LECCIONES SACADAS DE LA TOALLA

(Juan 13:1-17)

 

 (Sermón 4)

 

INTRODUCCION:

  1. Jesús, en la ultima parte de su ministerio dijo a sus apóstoles: "Ha llegado la hora para que el Hijo del hombre sea glorificado” (Juan 12:23).
  2. Antes de la fiesta de la pascua, sabiendo Jesús que su hora había llegado para que pasase de este mundo al Padre... (Juan 13:1).
  3. Estas cosas habló Jesús, y levantando los ojos al cielo, dijo: Padre, la hora ha llegado... (Juan 17:1).
  4. Los discursos públicos de Jesús habían terminado, pero en la intimidad del aposento alto Jesús tenía el plan de conversar con sus apóstoles acerca de algunas Verdades muy importantes (Juan 13-17).

 

I:- LA LECCION DE HUMILDAD. ( 13:1-5)

A.      Los discípulos tenían necesidad de estas lecciones para así estar preparados para el desafío que Jesús les presentaría. Usted y yo también necesitamos de estas lecciones urgentemente.

B.     Los apóstoles enfrentaban un problema desde el principio del ministerio de Jesús:

1.      ¿Quién es el mayor en el reino? (Mateo 18:1-4)

2.      Petición de Santiago y de Juan: (Marcos 10:35-45)

3.      En el aposento alto, y después de la celebración de la pascua; “hubo una disputa entre sus discípulos, sobre quien sería el mayor entre ellos”(Lucas 22:24).

a.     Jesús sabía que el problema de rivalidad entre ellos no había sido superado. Esta sería la última ocasión en que el Señor estaría con ellos, era importante, pues, darles una enseñanza que fuera ilustrada para que ellos realmente lo comprendieran.

b.      Jesús, no estaba estableciendo una ceremonia relacionada con la cena del Señor como mucho creen.

c.      Estaba ilustrando la enseñanza de la “Humildad y del servicio a los demás”. No tenía en mente establecer un nuevo rito, mas bien utilizó una costumbre antigua de aquellos días para confirmar una nueva enseñanza. ¡LA GRANDEZA DEL SERVICIO!.

C.     Jesús tomó una toalla y se la ciñó... explicar.

1.      Jesús amó a los suyos hasta el fin.  30 veces se menciona la palabra amor en estos tres capítulos, esto por sí mismo ya nos dice el propósito por el cual Jesús lavó los pies de sus discípulos.

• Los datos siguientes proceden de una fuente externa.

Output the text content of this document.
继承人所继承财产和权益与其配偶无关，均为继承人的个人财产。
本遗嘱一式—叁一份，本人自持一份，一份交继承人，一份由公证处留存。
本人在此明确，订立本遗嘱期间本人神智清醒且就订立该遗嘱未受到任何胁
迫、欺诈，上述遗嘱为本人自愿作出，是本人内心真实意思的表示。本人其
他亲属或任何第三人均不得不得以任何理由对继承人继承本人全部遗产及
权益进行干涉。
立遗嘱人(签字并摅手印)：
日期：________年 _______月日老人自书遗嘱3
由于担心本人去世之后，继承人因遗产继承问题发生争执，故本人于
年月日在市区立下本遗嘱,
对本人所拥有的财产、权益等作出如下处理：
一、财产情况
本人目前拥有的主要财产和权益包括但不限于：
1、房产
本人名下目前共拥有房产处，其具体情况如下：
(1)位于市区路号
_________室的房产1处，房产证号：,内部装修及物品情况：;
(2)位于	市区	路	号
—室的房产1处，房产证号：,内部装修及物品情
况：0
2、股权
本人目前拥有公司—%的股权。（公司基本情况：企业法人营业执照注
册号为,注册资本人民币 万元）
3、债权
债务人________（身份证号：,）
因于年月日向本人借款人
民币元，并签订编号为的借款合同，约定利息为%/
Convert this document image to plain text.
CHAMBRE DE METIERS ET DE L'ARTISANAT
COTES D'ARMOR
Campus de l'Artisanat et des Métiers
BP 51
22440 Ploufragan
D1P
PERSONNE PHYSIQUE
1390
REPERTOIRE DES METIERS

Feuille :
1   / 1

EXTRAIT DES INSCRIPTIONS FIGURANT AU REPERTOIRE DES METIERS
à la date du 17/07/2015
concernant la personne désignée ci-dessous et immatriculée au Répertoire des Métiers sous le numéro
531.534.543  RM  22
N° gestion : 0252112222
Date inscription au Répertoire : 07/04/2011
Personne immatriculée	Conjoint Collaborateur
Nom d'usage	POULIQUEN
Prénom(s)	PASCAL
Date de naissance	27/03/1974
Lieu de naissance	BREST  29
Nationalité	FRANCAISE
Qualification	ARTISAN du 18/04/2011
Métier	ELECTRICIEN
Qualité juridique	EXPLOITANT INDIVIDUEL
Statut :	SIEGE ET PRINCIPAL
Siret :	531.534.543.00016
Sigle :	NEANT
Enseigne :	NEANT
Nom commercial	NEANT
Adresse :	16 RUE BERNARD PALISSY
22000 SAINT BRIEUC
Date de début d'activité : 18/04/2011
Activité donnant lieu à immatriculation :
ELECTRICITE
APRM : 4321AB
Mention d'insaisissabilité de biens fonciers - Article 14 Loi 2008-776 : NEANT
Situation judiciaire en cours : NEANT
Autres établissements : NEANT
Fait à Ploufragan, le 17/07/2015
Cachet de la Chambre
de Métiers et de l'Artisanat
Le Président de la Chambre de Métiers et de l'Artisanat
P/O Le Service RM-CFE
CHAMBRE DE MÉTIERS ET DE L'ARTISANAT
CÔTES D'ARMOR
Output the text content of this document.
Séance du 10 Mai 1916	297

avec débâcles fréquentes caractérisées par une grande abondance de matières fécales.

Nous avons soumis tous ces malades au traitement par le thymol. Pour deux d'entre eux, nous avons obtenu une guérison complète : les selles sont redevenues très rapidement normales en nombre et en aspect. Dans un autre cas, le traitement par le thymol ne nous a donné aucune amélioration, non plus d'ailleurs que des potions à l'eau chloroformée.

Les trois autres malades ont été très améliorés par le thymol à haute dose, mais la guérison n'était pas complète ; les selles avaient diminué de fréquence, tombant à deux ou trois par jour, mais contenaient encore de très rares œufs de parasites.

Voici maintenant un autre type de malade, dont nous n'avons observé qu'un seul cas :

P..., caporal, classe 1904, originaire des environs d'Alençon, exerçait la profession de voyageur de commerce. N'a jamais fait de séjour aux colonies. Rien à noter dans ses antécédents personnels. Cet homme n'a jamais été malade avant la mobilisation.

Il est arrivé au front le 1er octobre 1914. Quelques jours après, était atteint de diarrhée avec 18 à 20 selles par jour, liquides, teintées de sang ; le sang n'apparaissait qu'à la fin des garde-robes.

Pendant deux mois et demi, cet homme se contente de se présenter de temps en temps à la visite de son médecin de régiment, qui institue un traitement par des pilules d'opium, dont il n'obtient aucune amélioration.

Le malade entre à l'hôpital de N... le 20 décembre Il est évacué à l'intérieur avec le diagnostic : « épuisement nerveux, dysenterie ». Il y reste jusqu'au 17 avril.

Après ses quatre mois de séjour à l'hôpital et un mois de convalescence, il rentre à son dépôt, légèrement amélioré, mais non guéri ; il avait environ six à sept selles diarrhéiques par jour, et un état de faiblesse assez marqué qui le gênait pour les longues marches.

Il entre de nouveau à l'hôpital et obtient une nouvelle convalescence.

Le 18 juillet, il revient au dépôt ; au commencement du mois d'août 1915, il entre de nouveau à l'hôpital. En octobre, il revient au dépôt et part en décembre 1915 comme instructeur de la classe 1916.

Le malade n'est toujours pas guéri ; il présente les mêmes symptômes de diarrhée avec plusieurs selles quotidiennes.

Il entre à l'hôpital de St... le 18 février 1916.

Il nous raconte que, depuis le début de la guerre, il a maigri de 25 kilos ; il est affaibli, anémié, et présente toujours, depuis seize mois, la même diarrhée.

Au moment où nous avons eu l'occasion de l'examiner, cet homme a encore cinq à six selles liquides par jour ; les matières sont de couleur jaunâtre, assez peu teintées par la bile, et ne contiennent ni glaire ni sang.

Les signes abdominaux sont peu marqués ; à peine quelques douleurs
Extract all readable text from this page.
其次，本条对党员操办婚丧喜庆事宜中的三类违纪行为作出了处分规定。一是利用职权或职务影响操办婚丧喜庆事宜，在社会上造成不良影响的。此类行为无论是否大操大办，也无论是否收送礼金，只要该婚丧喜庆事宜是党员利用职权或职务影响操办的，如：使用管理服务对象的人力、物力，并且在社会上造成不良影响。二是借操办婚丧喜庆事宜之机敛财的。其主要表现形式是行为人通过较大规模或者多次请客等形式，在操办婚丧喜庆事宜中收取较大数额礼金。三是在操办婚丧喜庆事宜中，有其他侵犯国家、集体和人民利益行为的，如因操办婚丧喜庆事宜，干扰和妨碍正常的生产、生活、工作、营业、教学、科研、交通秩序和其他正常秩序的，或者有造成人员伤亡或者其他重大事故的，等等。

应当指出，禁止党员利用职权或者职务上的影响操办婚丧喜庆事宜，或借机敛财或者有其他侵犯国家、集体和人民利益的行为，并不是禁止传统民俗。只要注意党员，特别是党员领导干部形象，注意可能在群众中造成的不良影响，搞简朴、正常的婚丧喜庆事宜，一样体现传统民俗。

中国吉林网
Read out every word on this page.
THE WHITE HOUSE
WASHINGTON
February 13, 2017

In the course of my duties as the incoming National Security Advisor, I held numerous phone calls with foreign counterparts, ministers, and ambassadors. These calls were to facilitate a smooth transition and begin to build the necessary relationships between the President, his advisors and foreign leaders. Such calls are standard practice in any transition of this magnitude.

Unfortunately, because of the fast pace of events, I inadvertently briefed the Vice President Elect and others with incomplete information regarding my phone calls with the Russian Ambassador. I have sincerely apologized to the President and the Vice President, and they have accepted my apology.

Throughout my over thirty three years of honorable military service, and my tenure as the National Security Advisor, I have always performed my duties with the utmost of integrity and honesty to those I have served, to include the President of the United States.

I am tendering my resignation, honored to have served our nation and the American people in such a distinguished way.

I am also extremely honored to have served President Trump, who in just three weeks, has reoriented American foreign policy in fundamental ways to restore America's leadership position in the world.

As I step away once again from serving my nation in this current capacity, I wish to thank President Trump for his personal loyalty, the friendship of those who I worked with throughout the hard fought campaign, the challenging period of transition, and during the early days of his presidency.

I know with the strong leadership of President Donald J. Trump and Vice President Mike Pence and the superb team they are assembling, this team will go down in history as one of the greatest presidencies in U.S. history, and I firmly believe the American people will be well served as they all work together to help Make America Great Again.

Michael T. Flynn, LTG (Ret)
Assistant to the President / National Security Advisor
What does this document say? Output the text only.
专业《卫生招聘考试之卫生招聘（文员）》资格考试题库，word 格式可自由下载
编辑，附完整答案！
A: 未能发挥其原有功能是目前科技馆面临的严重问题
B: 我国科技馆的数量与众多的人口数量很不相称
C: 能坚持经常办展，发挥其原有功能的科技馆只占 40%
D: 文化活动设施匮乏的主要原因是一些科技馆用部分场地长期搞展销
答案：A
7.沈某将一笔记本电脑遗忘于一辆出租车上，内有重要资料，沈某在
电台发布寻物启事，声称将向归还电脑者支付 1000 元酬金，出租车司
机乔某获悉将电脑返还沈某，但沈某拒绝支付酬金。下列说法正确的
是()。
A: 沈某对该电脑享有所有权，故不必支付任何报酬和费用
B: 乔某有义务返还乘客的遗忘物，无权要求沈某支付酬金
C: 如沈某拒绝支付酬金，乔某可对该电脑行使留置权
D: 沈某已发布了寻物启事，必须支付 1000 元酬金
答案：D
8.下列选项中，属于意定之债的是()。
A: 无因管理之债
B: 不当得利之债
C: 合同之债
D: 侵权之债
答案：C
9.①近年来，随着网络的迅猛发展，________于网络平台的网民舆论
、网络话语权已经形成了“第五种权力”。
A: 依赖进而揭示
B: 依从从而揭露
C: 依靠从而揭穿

2.      Jesús y sus discípulos no estaban sentados tal como lo pinta Da Vinci en su obra maestra, la santa cena.

3.      No sillas con respaldos, no mesa alta y larga. No como Da Vinci pinto el cuadro.

4.      Relatar la manera tradicional de celebrar la Pascua...

D.     El lavar los pies era un elemento esencial de la escena social de aquel tiempo.

1.      Relatar el estado de los caminos en Palestina. Polvo- lodo, etc.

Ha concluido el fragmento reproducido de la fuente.